We will leave the marina tomorrow and head for the Thames at Reading. The plan is still to go the short way back to Wigram's via Oxford and the Oxford canal. We will save the lower Grand Union for another day.

We continue to meet boaters that make it part way along the K&A and then decide its not for them and turn round. It is not the easiest of canals - the locks can be difficult, the paddles are hard or are difficult to use unless you lean over the canal- which is not good for the back, the beams are at different heights which makes getting on and off them very awkward and the mooring can be difficult and problematic. There are only about two places that have any armco at all, which is a favourite for narrow boaters from the main system. But and its a big BUT its worth persevering as it does get better from Hungerford onwards.
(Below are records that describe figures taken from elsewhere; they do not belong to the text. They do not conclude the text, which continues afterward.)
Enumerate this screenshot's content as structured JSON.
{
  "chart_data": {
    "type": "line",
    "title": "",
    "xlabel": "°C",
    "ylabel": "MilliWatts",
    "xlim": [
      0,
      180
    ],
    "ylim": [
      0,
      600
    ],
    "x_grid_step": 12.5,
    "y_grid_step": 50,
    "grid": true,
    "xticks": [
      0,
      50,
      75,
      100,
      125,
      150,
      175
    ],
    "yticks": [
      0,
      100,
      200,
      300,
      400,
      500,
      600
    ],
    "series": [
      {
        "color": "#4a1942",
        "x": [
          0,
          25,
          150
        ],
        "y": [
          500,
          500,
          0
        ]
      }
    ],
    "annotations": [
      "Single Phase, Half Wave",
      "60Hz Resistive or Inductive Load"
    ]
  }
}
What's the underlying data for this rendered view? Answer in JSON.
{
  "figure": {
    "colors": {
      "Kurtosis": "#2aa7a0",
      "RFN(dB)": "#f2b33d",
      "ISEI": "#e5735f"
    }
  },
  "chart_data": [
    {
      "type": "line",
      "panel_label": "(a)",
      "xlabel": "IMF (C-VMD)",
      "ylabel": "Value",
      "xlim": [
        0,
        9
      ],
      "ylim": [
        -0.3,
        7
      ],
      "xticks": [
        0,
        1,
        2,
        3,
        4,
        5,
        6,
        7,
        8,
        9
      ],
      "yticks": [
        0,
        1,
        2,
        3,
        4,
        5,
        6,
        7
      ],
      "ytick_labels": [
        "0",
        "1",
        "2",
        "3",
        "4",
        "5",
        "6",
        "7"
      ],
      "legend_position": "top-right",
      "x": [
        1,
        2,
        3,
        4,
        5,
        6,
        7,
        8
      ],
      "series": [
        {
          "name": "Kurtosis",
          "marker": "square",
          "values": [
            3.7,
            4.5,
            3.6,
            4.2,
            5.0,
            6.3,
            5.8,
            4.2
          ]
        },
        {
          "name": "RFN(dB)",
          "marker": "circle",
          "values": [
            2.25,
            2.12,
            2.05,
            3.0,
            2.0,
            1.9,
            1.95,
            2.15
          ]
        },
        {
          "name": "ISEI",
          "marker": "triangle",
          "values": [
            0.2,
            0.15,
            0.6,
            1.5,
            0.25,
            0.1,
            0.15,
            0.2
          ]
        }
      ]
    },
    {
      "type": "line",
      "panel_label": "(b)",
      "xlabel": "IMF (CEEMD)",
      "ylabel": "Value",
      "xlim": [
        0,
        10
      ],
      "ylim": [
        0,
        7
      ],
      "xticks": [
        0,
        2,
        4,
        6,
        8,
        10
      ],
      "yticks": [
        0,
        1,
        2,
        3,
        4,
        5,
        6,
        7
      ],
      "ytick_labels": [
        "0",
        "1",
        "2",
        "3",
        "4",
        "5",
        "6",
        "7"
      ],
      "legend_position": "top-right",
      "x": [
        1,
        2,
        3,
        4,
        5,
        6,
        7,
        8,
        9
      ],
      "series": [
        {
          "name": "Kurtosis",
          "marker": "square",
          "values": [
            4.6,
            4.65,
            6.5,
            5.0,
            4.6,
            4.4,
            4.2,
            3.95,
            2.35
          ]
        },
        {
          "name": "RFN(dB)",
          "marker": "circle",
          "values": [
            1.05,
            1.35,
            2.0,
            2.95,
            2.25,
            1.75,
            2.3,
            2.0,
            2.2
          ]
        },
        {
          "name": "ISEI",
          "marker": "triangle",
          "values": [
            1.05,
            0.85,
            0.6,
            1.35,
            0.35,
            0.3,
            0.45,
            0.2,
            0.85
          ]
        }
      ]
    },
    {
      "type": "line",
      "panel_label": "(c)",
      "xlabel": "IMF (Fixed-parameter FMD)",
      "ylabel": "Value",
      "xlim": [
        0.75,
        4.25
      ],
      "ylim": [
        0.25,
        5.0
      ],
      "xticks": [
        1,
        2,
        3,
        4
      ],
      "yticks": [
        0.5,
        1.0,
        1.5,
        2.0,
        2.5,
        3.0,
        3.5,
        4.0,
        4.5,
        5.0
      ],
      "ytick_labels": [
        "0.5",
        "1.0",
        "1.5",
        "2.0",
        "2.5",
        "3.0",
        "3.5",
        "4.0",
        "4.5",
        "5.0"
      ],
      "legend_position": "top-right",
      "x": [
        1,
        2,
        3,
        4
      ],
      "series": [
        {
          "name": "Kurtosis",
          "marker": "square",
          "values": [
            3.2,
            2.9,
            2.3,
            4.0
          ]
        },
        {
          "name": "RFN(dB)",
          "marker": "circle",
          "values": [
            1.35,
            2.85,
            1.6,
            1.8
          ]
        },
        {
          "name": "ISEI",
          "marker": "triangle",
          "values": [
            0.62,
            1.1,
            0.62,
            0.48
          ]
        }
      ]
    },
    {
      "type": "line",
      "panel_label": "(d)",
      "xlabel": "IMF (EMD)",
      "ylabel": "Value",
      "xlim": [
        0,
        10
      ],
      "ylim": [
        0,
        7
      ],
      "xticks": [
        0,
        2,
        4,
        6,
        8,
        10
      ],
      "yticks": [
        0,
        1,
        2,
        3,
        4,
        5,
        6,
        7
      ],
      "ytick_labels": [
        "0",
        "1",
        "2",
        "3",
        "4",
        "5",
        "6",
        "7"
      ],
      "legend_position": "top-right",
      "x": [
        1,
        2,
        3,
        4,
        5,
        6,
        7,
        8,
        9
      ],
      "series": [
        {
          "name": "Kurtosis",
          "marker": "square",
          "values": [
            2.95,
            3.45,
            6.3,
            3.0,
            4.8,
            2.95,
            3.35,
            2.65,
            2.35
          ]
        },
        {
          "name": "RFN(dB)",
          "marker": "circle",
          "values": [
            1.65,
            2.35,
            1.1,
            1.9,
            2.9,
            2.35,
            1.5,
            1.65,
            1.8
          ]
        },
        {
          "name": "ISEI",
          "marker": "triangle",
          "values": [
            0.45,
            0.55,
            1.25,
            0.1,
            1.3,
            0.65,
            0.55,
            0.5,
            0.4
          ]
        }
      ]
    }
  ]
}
The scenery near Honeystreet,Crofton,Claverton and the Avon Valley going into Bath is just wonderfull.

There are also a lot of wide beams of various types but this is one that actualy looks nice with it.

Just before we came into the Marina we moored near Woolhampton lock and I walked into the village.This is a water fountain erected in 1897 for Queen Victoria Diamond Jubilee. Its a listed monument that is due to be restored soon.

Day58 Frouds Bridge Marina

Tuesday, 8 June 2010

We are now in Frouds Bridge Marina which is watched over by this wise old owl carved on an old tree trunk.

Cumulative totals to date are now 283 miles, 225 locks, 42 swing/lift bridges, 15 cappuccinos and 4 events.
(its doing that underlining thing again- but now stopped)

Today we had a really busy day as we did 1 swing bridge, 1 lock, 1mile in 1 hour - time to rest for the rest of the day.
We are in the marina for a few days primarily to get an engine service tomorrow but to also charge the various batteries fully and have a shower where I can stand under it for 10 minutes without worrying about the water.

This was our mooring the other night at Froxfield which is only 500 yards away from the A4.

The scenery on this canal is lovely- this is Dunmill Lock near Hungerford.

This moorhen spent 10 minutes in front of the side hatch cleaning itself and then drying his wings.